Les principales réglementations comprennent la GLBA et la NYDFS 23 NYCRR 500 (États-Unis), la DORA et la NIS2 (UE) et la PCI DSS 4.0 (mondiale pour le traitement des cartes de paiement). La DORA est entrée en vigueur le 17 janvier 2025 avec des exigences comprenant la notification des incidents dans les 4 heures et des tests de résilience obligatoires. La NYDFS exige une authentification multifactorielle (MFA) universelle depuis novembre 2025, avec des pénalités pouvant atteindre 250 000 dollars par jour. La norme FFIEC CAT prendra fin le 31 août 2025, le secteur passant à la norme NIST CSF 2.0 ou au profil CRI. Les organisations opérant dans plusieurs juridictions doivent composer avec des exigences qui se recoupent tout en mettant en place des programmes de sécurité qui satisfont efficacement à plusieurs cadres réglementaires.
Selon le rapport IBM Cost of a Data Breach Report, le coût moyen des violations de données dans le secteur des services financiers a atteint entre 5,56 et 6,08 millions de dollars en 2025. Ce chiffre comprend les coûts directs, notamment les enquêtes judiciaires, la notification des clients, les frais juridiques et les sanctions réglementaires. Les organisations qui utilisent largement l'IA dans leurs opérations de sécurité ont économisé 1,9 million de dollars par incident par rapport à celles qui ne l'utilisent pas, ce qui démontre un retour sur investissement mesurable dans les technologies de sécurité. Les coûts varient considérablement en fonction de l'ampleur de la violation, du délai de détection et de la juridiction réglementaire. Les incidents donnant lieu à des sanctions DORA, NYDFS ou GLBA peuvent dépasser largement les chiffres moyens.
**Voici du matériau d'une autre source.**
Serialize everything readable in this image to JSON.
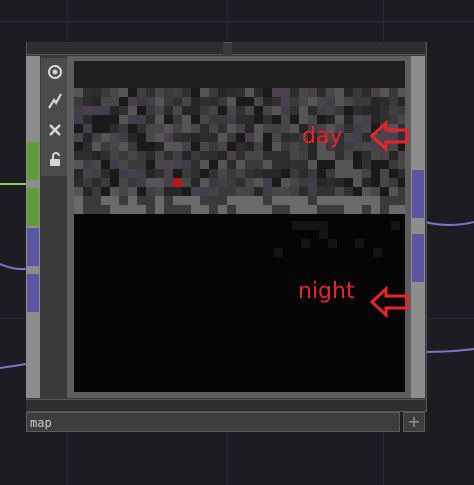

L'IA transforme la sécurité des services financiers grâce à la détection des anomalies en temps réel, à la réduction des faux positifs (jusqu'à 80 %), à l'évaluation prédictive des risques et aux capacités de réponse automatisées. Selon une étude, 91 % des banques américaines déploient l'IA pour la détection des fraudes, ce qui leur permet d'améliorer de 25 % leurs taux de détection. Les organisations font état d'un retour sur investissement 3,5 fois supérieur en 18 mois et d'une réduction des coûts opérationnels de 10 % ou plus. Cependant, les avantages de l'IA nécessitent des bases de gouvernance : 97 % des organisations ayant connu des incidents de sécurité liés à l'IA ne disposaient pas de contrôles d'accès appropriés, et seulement 11 % des banques sécurisent leurs systèmes d'IA de manière robuste. Une adoption réussie de l'IA combine le déploiement de capacités avec la gestion des accès, la surveillance des modèles et les cadres de protection des données.